図表2は、産業別に障害種別の構成比を示したものです。産業によって一定の差は見られますが、これは「特定の障害種別が特定の産業に向いている」ことを示すものではありません。業務の標準化度、分解可能性、環境調整のしやすさといった構造的要素との関係として捉える必要があります。

【図表2:産業別障害種別雇用状況】
HRデータ解説「障害者雇用の成否を分ける業務設計力」スライド2

出典:厚生労働省「令和7年 障害者雇用状況の集計結果」から筆者作成
重度区分・短時間労働の別を問わず、実雇用人数ベースで集計

例えば建設業では、安全管理や資材管理など、工程ごとに業務が明確であることや、内勤業務も含め業務単位を切り出しやすい点が、身体障害者の雇用割合の高さに関係していると考えられます。

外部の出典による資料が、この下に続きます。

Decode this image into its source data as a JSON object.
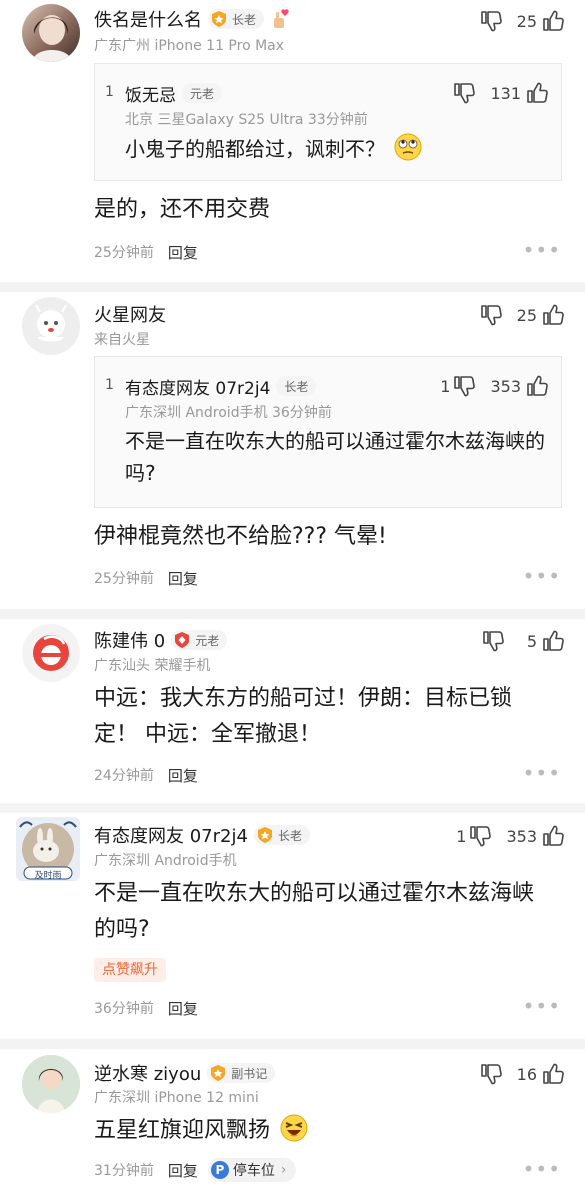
{
  "comments": [
    {
      "name": "佚名是什么名",
      "badge": "长老",
      "meta": "广东广州  iPhone 11 Pro Max",
      "up_count": "25",
      "quote": {
        "index": "1",
        "name": "饭无忌",
        "badge": "元老",
        "meta": "北京  三星Galaxy S25 Ultra  33分钟前",
        "up_count": "131",
        "text": "小鬼子的船都给过，讽刺不？"
      },
      "text": "是的，还不用交费",
      "time": "25分钟前",
      "reply": "回复"
    },
    {
      "name": "火星网友",
      "meta": "来自火星",
      "up_count": "25",
      "quote": {
        "index": "1",
        "name": "有态度网友 07r2j4",
        "badge": "长老",
        "meta": "广东深圳  Android手机  36分钟前",
        "down_count": "1",
        "up_count": "353",
        "text": "不是一直在吹东大的船可以通过霍尔木兹海峡的吗?"
      },
      "text": "伊神棍竟然也不给脸???  气晕!",
      "time": "25分钟前",
      "reply": "回复"
    },
    {
      "name": "陈建伟 0",
      "badge": "元老",
      "meta": "广东汕头  荣耀手机",
      "up_count": "5",
      "text": "中远：我大东方的船可过！伊朗：目标已锁定！ 中远：全军撤退！",
      "time": "24分钟前",
      "reply": "回复"
    },
    {
      "name": "有态度网友 07r2j4",
      "badge": "长老",
      "meta": "广东深圳  Android手机",
      "down_count": "1",
      "up_count": "353",
      "text": "不是一直在吹东大的船可以通过霍尔木兹海峡的吗?",
      "tag": "点赞飙升",
      "avatar_caption": "及时雨",
      "time": "36分钟前",
      "reply": "回复"
    },
    {
      "name": "逆水寒 ziyou",
      "badge": "副书记",
      "meta": "广东深圳  iPhone 12 mini",
      "up_count": "16",
      "text": "五星红旗迎风飘扬",
      "time": "31分钟前",
      "reply": "回复",
      "parking": "停车位"
    }
  ],
  "more_glyph": "•••",
  "colors": {
    "badge_gold": "#f5a623",
    "badge_red": "#e8453c",
    "tag_orange": "#f0663a",
    "meta_gray": "#999999"
  }
}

また、宿泊業・飲食サービス業では、作業手順が明確で標準化しやすく、業務の細分化により特性に応じた役割設計が可能な点が、知的障害者の割合が高い背景と考えられます。

情報通信業では、個人単位で完結しやすい業務が多いこと、作業ペースや進め方を調整しやすいこと、またデジタル環境中心の業務であるため環境調整を行いやすいことなどが、精神障害者の割合と関係していると考えられます。

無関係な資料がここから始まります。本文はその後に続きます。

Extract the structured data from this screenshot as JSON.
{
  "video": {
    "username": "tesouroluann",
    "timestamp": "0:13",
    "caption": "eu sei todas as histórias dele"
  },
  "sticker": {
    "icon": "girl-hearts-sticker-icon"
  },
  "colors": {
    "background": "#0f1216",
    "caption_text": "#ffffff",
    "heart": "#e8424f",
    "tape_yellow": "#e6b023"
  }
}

なお、これらの関係は構造的傾向であり、特定の障害種別と職務適性を直接示すものではありません。実際の適合は、個々人の特性や企業側の受入体制、合理的配慮の内容によって大きく異なります。

経営・人事への提言

障害者雇用は業務設計力と組織運営の成熟度を映す経営指標である

本分析から、障害者雇用の成否を分けているのは障害特性ではなく、企業の業務設計力であると言えます。
企業が検討すべき問いは明確です。
①業務はどこまで可視化・標準化されているか、②業務は工程や役割単位に分解できるか、③調整可能な環境要素は何か。
この整理により、障害者雇用は採用活動にとどまらず、職務設計と組織運営の見直しへと発展します。
これらは大規模な制度変更を伴うものではなく、既存業務の整理から段階的に着手可能です。

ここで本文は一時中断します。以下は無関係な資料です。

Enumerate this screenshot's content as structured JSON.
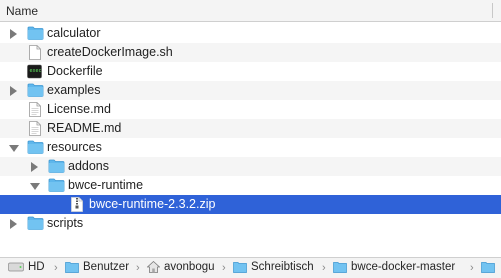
{
  "header": {
    "column_name": "Name"
  },
  "rows": [
    {
      "name": "calculator",
      "kind": "folder",
      "disclosure": "collapsed"
    },
    {
      "name": "createDockerImage.sh",
      "kind": "script"
    },
    {
      "name": "Dockerfile",
      "kind": "exec"
    },
    {
      "name": "examples",
      "kind": "folder",
      "disclosure": "collapsed"
    },
    {
      "name": "License.md",
      "kind": "doc"
    },
    {
      "name": "README.md",
      "kind": "doc"
    },
    {
      "name": "resources",
      "kind": "folder",
      "disclosure": "expanded"
    },
    {
      "name": "addons",
      "kind": "folder",
      "disclosure": "collapsed"
    },
    {
      "name": "bwce-runtime",
      "kind": "folder",
      "disclosure": "expanded"
    },
    {
      "name": "bwce-runtime-2.3.2.zip",
      "kind": "zip",
      "selected": true
    },
    {
      "name": "scripts",
      "kind": "folder",
      "disclosure": "collapsed"
    }
  ],
  "path_bar": {
    "items": [
      {
        "label": "HD",
        "icon": "drive-icon"
      },
      {
        "label": "Benutzer",
        "icon": "folder-icon"
      },
      {
        "label": "avonbogu",
        "icon": "home-icon"
      },
      {
        "label": "Schreibtisch",
        "icon": "folder-icon"
      },
      {
        "label": "bwce-docker-master",
        "icon": "folder-icon"
      }
    ]
  },
  "colors": {
    "selection": "#2f62d8",
    "folder": "#5fb7ec"
  }
}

一定規模でも雇用が進まない企業の存在から、「できない」のではなく業務設計の観点で未着手であること自体が差を生んでいる可能性が考えられます。
また、このような業務の標準化や分解は、障害者雇用にとどまらず、属人化の解消や生産性向上にも寄与します。誰が担当しても一定の品質を保てる業務設計、役割と成果基準の明確化、環境調整を前提としたマネジメントは、多様な人材が働きやすいだけでなく、組織全体の運営力を高めることにもつながります。
障害者雇用は単なる法定対応ではなく、業務設計や職場環境、マネジメントのあり方を見直す経営改革の契機として捉えるべきであり、業務設計力と組織運営の成熟度を映す経営指標であると言えます。